Jérôme Tubiana est chercheur, spécialiste du Soudan, du Soudan du Sud et du Tchad. Depuis 2004, il a travaillé sur les conflits et les groupes armés dans ces trois pays, en particulier pour l’ONG Small Arms Survey, l’International Crisis Group, des organisations humanitaires (Action contre la faim, Médecins sans frontières), l’USIP (United States Institute of Peace), la médiation de l’Union Africaine et des Nations unies sur le conflit du Darfour, et le Panel d’experts du Conseil de sécurité des Nations Unies sur le Soudan. Auparavant il a été journaliste et photographe, couvrant en particulier les conflits dans la Corne de l’Afrique. Il a publié de nombreux articles en France et à l’étranger (notament dans Foreign Affairs, Foreign Policy, la London Review of Books, XXI, Le Monde diplomatique, National Geographic Magazine-France et Géo).

 


« La construction de « l’Etat fragile » et ses agents »

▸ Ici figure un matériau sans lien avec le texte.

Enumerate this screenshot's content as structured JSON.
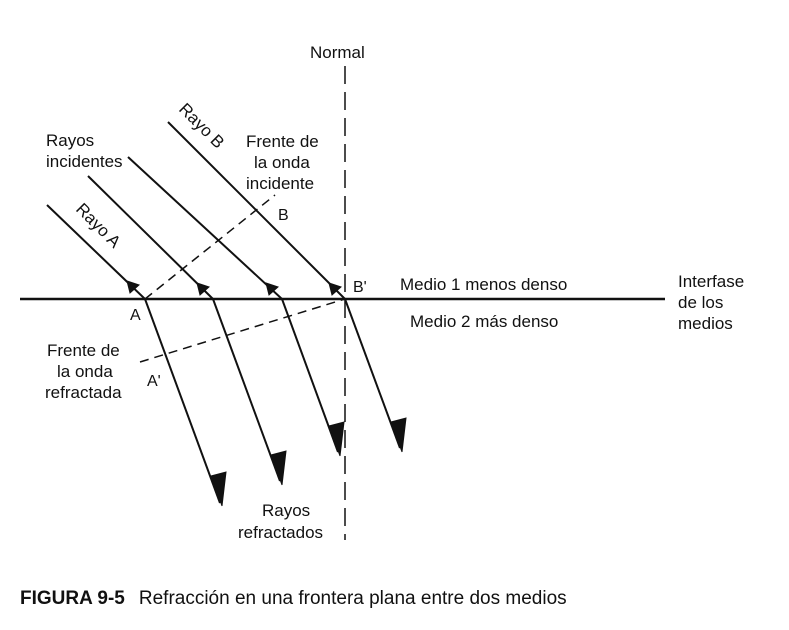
{
  "labels": {
    "normal": "Normal",
    "rayo_b": "Rayo B",
    "rayo_a": "Rayo A",
    "rayos_incidentes_1": "Rayos",
    "rayos_incidentes_2": "incidentes",
    "frente_incidente_1": "Frente de",
    "frente_incidente_2": "la onda",
    "frente_incidente_3": "incidente",
    "point_b": "B",
    "point_b_prime": "B'",
    "point_a": "A",
    "point_a_prime": "A'",
    "medio_1": "Medio 1 menos denso",
    "medio_2": "Medio 2 más denso",
    "interfase_1": "Interfase",
    "interfase_2": "de los",
    "interfase_3": "medios",
    "frente_refractada_1": "Frente de",
    "frente_refractada_2": "la onda",
    "frente_refractada_3": "refractada",
    "rayos_refractados_1": "Rayos",
    "rayos_refractados_2": "refractados"
  },
  "caption": {
    "figure_number": "FIGURA 9-5",
    "text": "Refracción en una frontera plana entre dos medios"
  }
}
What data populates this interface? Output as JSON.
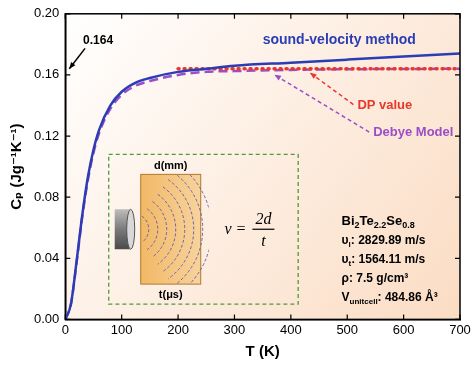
{
  "chart_data": {
    "type": "line",
    "x_label": "T (K)",
    "y_label": "Cₚ (Jg⁻¹K⁻¹)",
    "xlim": [
      0,
      700
    ],
    "xticks": [
      0,
      100,
      200,
      300,
      400,
      500,
      600,
      700
    ],
    "ylim": [
      0,
      0.2
    ],
    "yticks": [
      {
        "value": 0,
        "label": "0.00"
      },
      {
        "value": 0.04,
        "label": "0.04"
      },
      {
        "value": 0.08,
        "label": "0.08"
      },
      {
        "value": 0.12,
        "label": "0.12"
      },
      {
        "value": 0.16,
        "label": "0.16"
      },
      {
        "value": 0.2,
        "label": "0.20"
      }
    ],
    "grid": false,
    "series": [
      {
        "name": "sound-velocity method",
        "color": "#2b3db5",
        "line_style": "solid",
        "x": [
          0,
          10,
          20,
          30,
          40,
          50,
          60,
          80,
          100,
          125,
          150,
          200,
          250,
          300,
          400,
          500,
          600,
          700
        ],
        "values": [
          0,
          0.01,
          0.038,
          0.068,
          0.093,
          0.111,
          0.124,
          0.14,
          0.149,
          0.155,
          0.158,
          0.162,
          0.164,
          0.166,
          0.168,
          0.17,
          0.172,
          0.174
        ]
      },
      {
        "name": "DP value",
        "color": "#e8382b",
        "line_style": "dotted",
        "x": [
          200,
          700
        ],
        "values": [
          0.164,
          0.164
        ]
      },
      {
        "name": "Debye Model",
        "color": "#9b4dca",
        "line_style": "dashed",
        "x": [
          0,
          10,
          20,
          30,
          40,
          50,
          60,
          80,
          100,
          125,
          150,
          200,
          250,
          300,
          400,
          500,
          600,
          700
        ],
        "values": [
          0,
          0.01,
          0.037,
          0.067,
          0.091,
          0.109,
          0.122,
          0.138,
          0.147,
          0.153,
          0.156,
          0.16,
          0.162,
          0.1625,
          0.1633,
          0.1637,
          0.1639,
          0.164
        ]
      }
    ],
    "annotations": [
      "0.164"
    ],
    "inset": {
      "formula": [
        "v =",
        "2d",
        "t"
      ],
      "d_label": "d(mm)",
      "t_label": "t(μs)"
    },
    "material": {
      "formula": [
        "Bi",
        "2",
        "Te",
        "2.2",
        "Se",
        "0.8"
      ],
      "properties": [
        [
          "υ",
          "l",
          ": 2829.89 m/s"
        ],
        [
          "υ",
          "t",
          ": 1564.11 m/s"
        ],
        [
          "ρ: 7.5 g/cm³"
        ],
        [
          "V",
          "unitcell",
          ": 484.86 Å³"
        ]
      ]
    }
  }
}
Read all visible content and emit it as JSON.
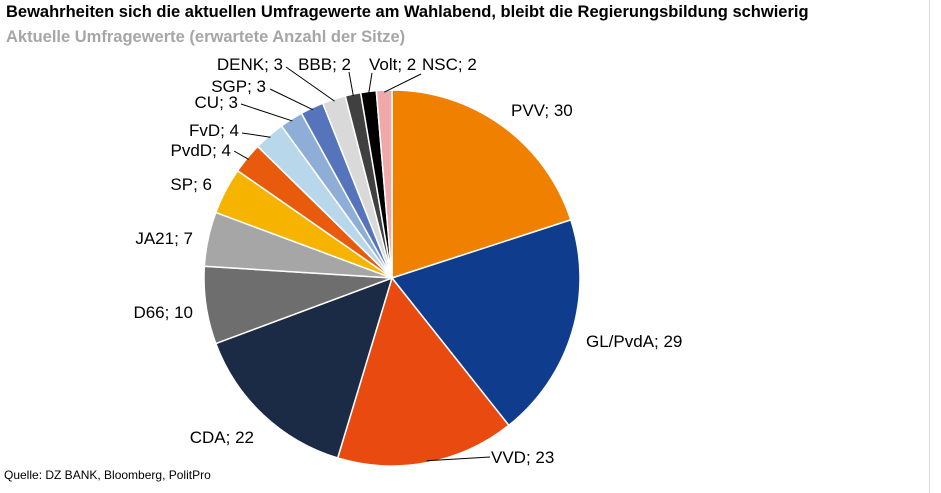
{
  "header": {
    "title": "Bewahrheiten sich die aktuellen Umfragewerte am Wahlabend, bleibt die Regierungsbildung schwierig",
    "subtitle": "Aktuelle Umfragewerte (erwartete Anzahl der Sitze)"
  },
  "footer": {
    "source": "Quelle: DZ BANK, Bloomberg, PolitPro"
  },
  "chart_data": {
    "type": "pie",
    "title": "Bewahrheiten sich die aktuellen Umfragewerte am Wahlabend, bleibt die Regierungsbildung schwierig",
    "subtitle": "Aktuelle Umfragewerte (erwartete Anzahl der Sitze)",
    "slices": [
      {
        "name": "PVV",
        "value": 30,
        "label": "PVV; 30",
        "color": "#f08000"
      },
      {
        "name": "GL/PvdA",
        "value": 29,
        "label": "GL/PvdA; 29",
        "color": "#0f3c8c"
      },
      {
        "name": "VVD",
        "value": 23,
        "label": "VVD; 23",
        "color": "#e84a10"
      },
      {
        "name": "CDA",
        "value": 22,
        "label": "CDA; 22",
        "color": "#1b2a45"
      },
      {
        "name": "D66",
        "value": 10,
        "label": "D66; 10",
        "color": "#6e6e6e"
      },
      {
        "name": "JA21",
        "value": 7,
        "label": "JA21; 7",
        "color": "#a6a6a6"
      },
      {
        "name": "SP",
        "value": 6,
        "label": "SP; 6",
        "color": "#f6b400"
      },
      {
        "name": "PvdD",
        "value": 4,
        "label": "PvdD; 4",
        "color": "#e85a0c"
      },
      {
        "name": "FvD",
        "value": 4,
        "label": "FvD; 4",
        "color": "#b9d7ea"
      },
      {
        "name": "CU",
        "value": 3,
        "label": "CU; 3",
        "color": "#8eaed8"
      },
      {
        "name": "SGP",
        "value": 3,
        "label": "SGP; 3",
        "color": "#5574bb"
      },
      {
        "name": "DENK",
        "value": 3,
        "label": "DENK; 3",
        "color": "#d9d9d9"
      },
      {
        "name": "BBB",
        "value": 2,
        "label": "BBB; 2",
        "color": "#404040"
      },
      {
        "name": "Volt",
        "value": 2,
        "label": "Volt; 2",
        "color": "#000000"
      },
      {
        "name": "NSC",
        "value": 2,
        "label": "NSC; 2",
        "color": "#f0a8a8"
      }
    ],
    "start": "12 o'clock",
    "direction": "clockwise",
    "legend": "none"
  }
}
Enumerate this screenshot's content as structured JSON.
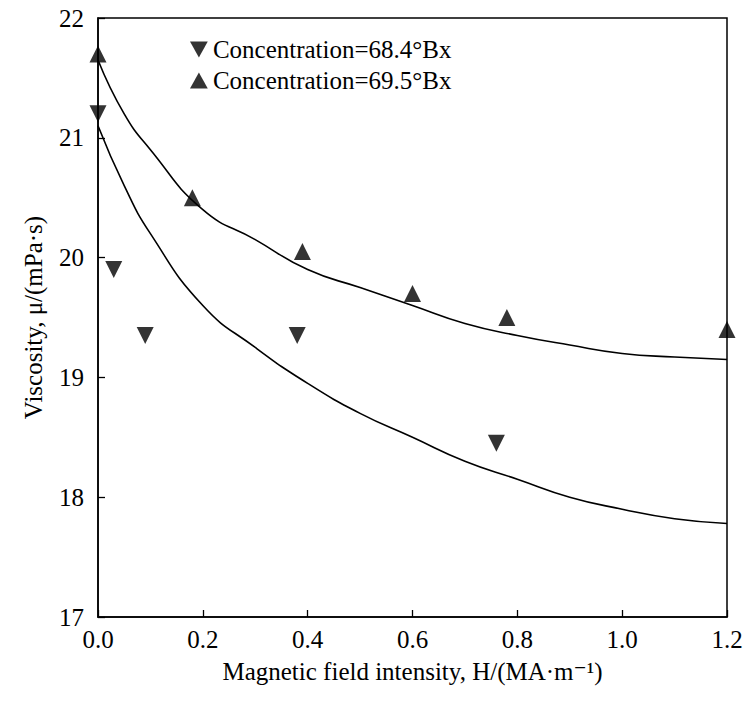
{
  "chart_data": {
    "type": "scatter",
    "x_label": "Magnetic field intensity, H/(MA·m⁻¹)",
    "y_label": "Viscosity, μ/(mPa·s)",
    "xlim": [
      0,
      1.2
    ],
    "xticks": [
      {
        "value": 0,
        "label": "0.0"
      },
      0.2,
      0.4,
      0.6,
      0.8,
      {
        "value": 1,
        "label": "1.0"
      },
      1.2
    ],
    "ylim": [
      17,
      22
    ],
    "yticks": [
      17,
      18,
      19,
      20,
      21,
      22
    ],
    "grid": false,
    "legend": "upper right",
    "series": [
      {
        "name": "Concentration=68.4°Bx",
        "type": "scatter",
        "marker": "triangle-down",
        "color": "#000000",
        "x": [
          0,
          0.03,
          0.09,
          0.38,
          0.76
        ],
        "values": [
          21.2,
          19.9,
          19.35,
          19.35,
          18.45
        ]
      },
      {
        "name": "Concentration=69.5°Bx",
        "type": "scatter",
        "marker": "triangle-up",
        "color": "#000000",
        "x": [
          0,
          0.18,
          0.39,
          0.6,
          0.78,
          1.2
        ],
        "values": [
          21.7,
          20.5,
          20.05,
          19.7,
          19.5,
          19.4
        ]
      },
      {
        "type": "line",
        "line_style": "solid",
        "color": "#000000",
        "x": [
          0,
          0.05,
          0.1,
          0.2,
          0.3,
          0.4,
          0.5,
          0.6,
          0.7,
          0.8,
          0.9,
          1.0,
          1.1,
          1.2
        ],
        "values": [
          21.1,
          20.6,
          20.2,
          19.6,
          19.25,
          18.95,
          18.7,
          18.5,
          18.3,
          18.15,
          18.0,
          17.9,
          17.82,
          17.78
        ]
      },
      {
        "type": "line",
        "line_style": "solid",
        "color": "#000000",
        "x": [
          0,
          0.05,
          0.1,
          0.2,
          0.3,
          0.4,
          0.5,
          0.6,
          0.7,
          0.8,
          0.9,
          1.0,
          1.1,
          1.2
        ],
        "values": [
          21.65,
          21.2,
          20.9,
          20.4,
          20.15,
          19.9,
          19.75,
          19.6,
          19.45,
          19.35,
          19.27,
          19.2,
          19.17,
          19.15
        ]
      }
    ]
  }
}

La longue crise de la dette culminant au début des années 1980 et l’impasse de la pauvreté structurelle de l’Afrique ont conduit le système international de l’aide à des révisions successives des conceptions du développement. Les notions de coopération, de réformes, d’ajustements, de démocratisation alimentent ainsi davantage une bureaucratie néolibérale qu’elles ne produisent d’effets sur les pays africains. Plus que vers la transformation de leurs économies, l’effort de la dite communauté internationale se porte vers la réduction des vulnérabilités et au premier chef se concentre sur les périls humanitaires découlant des conflits. Je forme l’hypothèse que la « fragilité » congénitale des pays bénéficiaires des appuis pluriels d’une situation d’urgence humanitaire est une construction politique. L’humanitaire articule, en se substituant au développement, les énoncés et les pratiques qui participent de la formation sociale de l’Etat fragile, et de la sorte se perpétue. Dans cet ordre du discours, se déploie l’érection d’une méta-souveraineté dont le pôle n’est ni l’Etat, ni le peuple. Ils sont substitués par le totalitarisme humanitaire, régnant de la justice à la santé de l’Etat fragile. Il se tente le véhicule d’un ordre global de la paix, en le reliant à la pragmatique de la protection de la population jugée vulnérable sur le terrain. Cela induit une mutation des professions existantes de la sphère de l’aide, des diplomates aux médecins, et la genèse de métiers nouveaux et d’activités induites.

Olivier Vallée

Olivier Vallée travaille depuis 1977 comme économiste et politiste en Afrique. Plusieurs livres, dont la première économie politique critique de la zone franc en 1989. En 1992, avec Les entrepreneurs africains, rente, secteur privé et gouvernance, (Paris, Éditions Syros, 1992) était combattu le préjugé de l’absence d’esprit du capitalisme sur le continent africain. Avec les Gemmocraties en 1997, est exposée pour la première fois la relation qui existe entre les creuseurs misérables des alluvions diamantifères, les bourses du diamant d’Anvers, de Tel Aviv, de New-York, les mercenaires et les marchands d’armes pour l’appropriation des gemmes. Pouvoirs et politiques en Afrique, deux ans plus tard, édité aussi chez Desclée de Brouwer, décrit la vague démocratique, souvent réduite à une procédure électorale, du fait du compromis entre la communauté internationale et les dirigeants africains de l’époque, dont certains sont encore en place aujourd’hui. La police morale de la corruption (2010) expose l’industrie de l’anti-corruption, dirigée contre l’Etat africain essentiellement, qui saura la réutiliser dans la manipulation de ses concurrents et adversaires politiques.